Proud of himself, the guard leapt off the carriage. The other guards followed. The door was shut.

After a while the train began to move again. A young man with broken spectacles, peering at Leo through a cracked lens, whispered:

— How will you escape?

He had a right to know. Their escape now belonged to everyone in the carriage. They were all in it together. In reply Leo raised the bloody steel shard. The guards had forgotten to take it back.

Two Hundred and Twenty Kilometres East of Moscow

13 July

Leo was lying flat on the floor, his arm squeezed through the small hole used by the prisoners as a toilet. With the steel shard he scratched at the iron nails fastening the plank to the underside of the carriage. None of the nails were accessible from inside: they’d all been hammered in the underside. The only access point was this small hole not much wider than his wrist. Leo had taken the dead man’s shirt and cleaned the area as best he could. It was not more than a token effort. To reach the three iron nails he was forced to bring his face down flat against the stinking piss- and shit-sodden wood, retching while blindly groping, guided by touch alone. Splinters dug into his skin. Raisa had offered to do the work instead since her hands and wrists were smaller. While this was true Leo had a longer reach and at full stretch it was just possible to reach each of the three nails.

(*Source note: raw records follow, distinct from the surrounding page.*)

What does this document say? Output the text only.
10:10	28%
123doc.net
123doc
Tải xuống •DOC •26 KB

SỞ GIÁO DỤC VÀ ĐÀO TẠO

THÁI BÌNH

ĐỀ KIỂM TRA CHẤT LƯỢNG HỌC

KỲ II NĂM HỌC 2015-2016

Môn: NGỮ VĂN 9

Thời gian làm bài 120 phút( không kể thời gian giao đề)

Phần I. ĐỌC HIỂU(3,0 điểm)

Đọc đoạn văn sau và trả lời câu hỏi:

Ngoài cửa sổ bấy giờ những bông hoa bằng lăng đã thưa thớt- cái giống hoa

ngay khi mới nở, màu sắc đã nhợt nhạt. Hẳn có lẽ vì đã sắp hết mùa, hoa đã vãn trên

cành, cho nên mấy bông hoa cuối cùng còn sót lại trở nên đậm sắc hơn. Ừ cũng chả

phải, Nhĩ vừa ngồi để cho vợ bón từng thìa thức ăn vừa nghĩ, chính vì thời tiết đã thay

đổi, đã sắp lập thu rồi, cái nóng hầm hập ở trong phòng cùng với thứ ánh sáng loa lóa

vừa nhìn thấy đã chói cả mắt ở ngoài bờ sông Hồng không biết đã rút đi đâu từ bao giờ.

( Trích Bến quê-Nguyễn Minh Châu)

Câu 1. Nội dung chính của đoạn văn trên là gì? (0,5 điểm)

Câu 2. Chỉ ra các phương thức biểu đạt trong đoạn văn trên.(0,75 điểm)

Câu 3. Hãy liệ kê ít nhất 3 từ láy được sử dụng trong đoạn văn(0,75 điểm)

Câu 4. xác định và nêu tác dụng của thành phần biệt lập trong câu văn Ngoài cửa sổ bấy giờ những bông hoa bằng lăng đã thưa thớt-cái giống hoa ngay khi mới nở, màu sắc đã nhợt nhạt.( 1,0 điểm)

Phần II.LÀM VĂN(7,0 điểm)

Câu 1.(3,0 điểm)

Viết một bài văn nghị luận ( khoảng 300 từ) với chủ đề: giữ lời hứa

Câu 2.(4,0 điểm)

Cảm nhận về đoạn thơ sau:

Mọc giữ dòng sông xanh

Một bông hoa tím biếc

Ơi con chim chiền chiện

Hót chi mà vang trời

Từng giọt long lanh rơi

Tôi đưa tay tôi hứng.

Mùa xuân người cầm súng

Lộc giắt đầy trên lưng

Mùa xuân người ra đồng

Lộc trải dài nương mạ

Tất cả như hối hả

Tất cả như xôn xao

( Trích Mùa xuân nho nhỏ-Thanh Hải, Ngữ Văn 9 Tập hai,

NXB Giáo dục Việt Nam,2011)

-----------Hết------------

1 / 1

With a strip of shirt tied around his mouth and nose as limited protection from the stench, he picked at the third and last nail, scraping, cutting at the wood, gouging the timber and giving himself just enough space to wedge the tip under the nail-head and lever it out. It had taken many hours to remove two nails since the work had to be interrupted by any prisoner needing the toilet.

This final nail was proving the hardest. Partly that was due to tiredness — it was late, maybe one or two in the morning — but something else was wrong. Leo could get his fingertip under the nail’s head but it wasn’t coming loose. It felt crooked, as if it had been banged in at an angle, the body of the nail bent by the blows. It wouldn’t pull out. He’d have to dig further into the wood, perhaps all the way through. At this realization, that it would take maybe another hour, a wave of exhaustion came over him. His fingers were bloody and raw, his arm ached — he couldn’t get the stink of shit out of his nose. Suddenly the train jolted to the side, he lost concentration, and the steel shard slipped from his fingers, clattering onto the tracks below.

Leo pulled his hand out of the hole. Raisa was beside him.

— Is it done?

— I dropped it. I dropped the shard.

Furious with his own stupidity at discarding the other nails he no longer had any tools.

Seeing her husband’s bloody fingers, Raisa grabbed hold of the plank and tried to lift it. One side of it rose up, fractionally, but not enough to grip underneath it, not enough to pull it free. Leo wiped his hands, looking around for something he might use.

— I have to scratch through the wood and get to the base of that last nail.

Raisa had seen every prisoner comprehensively searched before being allowed on the train. She doubted if anyone had metal implements of any kind. Contemplating the problem, her eyes drifted towards the nearest of the dead bodies. The man was lying on his back, his mouth open. She turned to her husband.